The effective path of the JSON Patch operation is obtained by joining the path portion of the URL with the path value from the operation(s) contained in the message body. In all cases, the parent of the effective path MUST refer to an existing document, otherwise the server returns 404. In the case of remove and replace operations, the effective path MUST refer to an existing document, otherwise the server returns 404.

Header

Example value

Description

policyName

cell.consistency

tosca-policy

op

add,replace,remove

operation type

path

maxPCI

path at which operation needs to be performed refer RFC 6902

value

4000

A string or json content that needs to be replaced or added
replace maxPCI data value to 4000 in cell.consistency policy
{
  "onapName": "CDS",
  "onapComponent": "CDS",
  "onapInstance": "CDS",
  "currentDateTime": "2025-01-17T08:26:41.857Z",
  "currentDate": "2025-01-17",
  "currentTime": "08:26:41.857Z",
  "timeZone": "UTC",
  "timeOffset": "+08:45",
  "policyName": "cell.consistency",
  "data": [
    {
      "op": "replace",
      "path": "maxPCI",
      "value": 4000
    }
  ]
}
remove maxPCI element from data in cell.consistency policy
{
  "onapName": "CDS",
  "onapComponent": "CDS",
  "onapInstance": "CDS",
  "currentDateTime": "2025-01-17T08:26:41.857Z",
  "currentDate": "2025-01-17",
  "currentTime": "08:26:41.857Z",
  "timeZone": "UTC",
  "timeOffset": "+08:45",
  "policyName": "cell.consistency",
  "data": [
    {
      "op": "remove",
      "path": "maxPCI",
      "value": 4000
    }
  ]
}
add test json element to data in cell.consistency policy
{
  "onapName": "CDS",
  "onapComponent": "CDS",
  "onapInstance": "CDS",
  "currentDateTime": "2025-01-17T08:26:41.857Z",
  "currentDate": "2025-01-17",
  "currentTime": "08:26:41.857Z",
  "timeZone": "UTC",
  "timeOffset": "+08:45",
  "policyName": "cell.consistency",
  "data": [
    {
      "op": "add",
      "path": "/test",
      "value": {
        "id": "s5",
        "name": "job",
        "protocols": [
          "amqp"
        ],
        "ports": [
          "p3"
        ]
      }
    }
  ]
}

Dynamic Data Patch Conditions

Rules and Constraints applied when performing dynamic data patch operations in the policy-opa-pdp system. These conditions ensure data integrity and policy consistency during runtime updates.

Patch Preconditions

  1. Deployment Requirement

    • The policyName provided in the dynamic data patch payload must correspond to a policy that has already been deployed.

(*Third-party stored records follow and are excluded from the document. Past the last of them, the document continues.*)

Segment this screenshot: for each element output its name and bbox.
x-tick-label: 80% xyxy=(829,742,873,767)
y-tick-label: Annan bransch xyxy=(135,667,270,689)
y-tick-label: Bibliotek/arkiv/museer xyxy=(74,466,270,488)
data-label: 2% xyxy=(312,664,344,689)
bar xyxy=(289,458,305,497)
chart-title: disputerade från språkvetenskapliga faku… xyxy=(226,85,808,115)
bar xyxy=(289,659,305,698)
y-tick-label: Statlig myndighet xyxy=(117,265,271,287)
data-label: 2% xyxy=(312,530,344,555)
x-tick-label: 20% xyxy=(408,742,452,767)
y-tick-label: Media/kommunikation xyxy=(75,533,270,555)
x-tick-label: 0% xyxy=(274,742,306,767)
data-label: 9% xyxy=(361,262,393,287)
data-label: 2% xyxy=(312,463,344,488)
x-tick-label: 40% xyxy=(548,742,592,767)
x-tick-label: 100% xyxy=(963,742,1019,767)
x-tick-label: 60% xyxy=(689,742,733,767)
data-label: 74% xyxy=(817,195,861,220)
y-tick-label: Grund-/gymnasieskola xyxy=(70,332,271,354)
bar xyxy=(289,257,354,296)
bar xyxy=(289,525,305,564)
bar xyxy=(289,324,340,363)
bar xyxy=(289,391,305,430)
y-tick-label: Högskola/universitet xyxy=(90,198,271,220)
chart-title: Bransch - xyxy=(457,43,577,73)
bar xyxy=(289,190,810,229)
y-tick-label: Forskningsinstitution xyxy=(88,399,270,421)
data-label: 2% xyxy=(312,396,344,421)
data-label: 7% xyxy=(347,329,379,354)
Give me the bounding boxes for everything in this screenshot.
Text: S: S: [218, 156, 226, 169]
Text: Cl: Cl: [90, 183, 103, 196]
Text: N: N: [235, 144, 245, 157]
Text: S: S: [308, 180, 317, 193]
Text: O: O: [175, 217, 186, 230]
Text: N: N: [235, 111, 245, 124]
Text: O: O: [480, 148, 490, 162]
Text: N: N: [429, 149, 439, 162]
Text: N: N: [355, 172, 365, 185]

    • Patching is not permitted for non-existent or undeployed policies.

  2. Scoped Data Modification

    • If the specified policyName exists, the patch operation is restricted to the data.node associated with that policy.

    • Modifications outside the scope of the associated data.node are not allowed.

  3. Data Type Compatibility
    • If the existing data.node is a JSON object:

      • New keys of any valid JSON type (object, array, string, boolean, number) may be added.

      • These keys will be inserted under the existing JSON object structure.

    • If the existing data.node is a JSON array:

      • The array must be replaced in its entirety.

      • Partial additions or modifications are not supported, as they may render the policy non-functional.

  4. Operation Constraints

    • Patch operations such as replace and remove are only valid if the target key already exists within the current data.node.

    • Attempting to modify or remove non-existent keys will result in rejection of the patch request.

    These rules are enforced to maintain the operational stability and correctness of policy evaluations during dynamic updates.

Warning

Improper dynamic data updates can leave the data in an incorrect state. In such situations, you can undeploy and redeploy the policy to restore the old data. Some common mistakes to avoid include:

  • Removing JSON elements without restoring them.

  • Replacing values without restoring them.

  • Adding unnecessary data elements.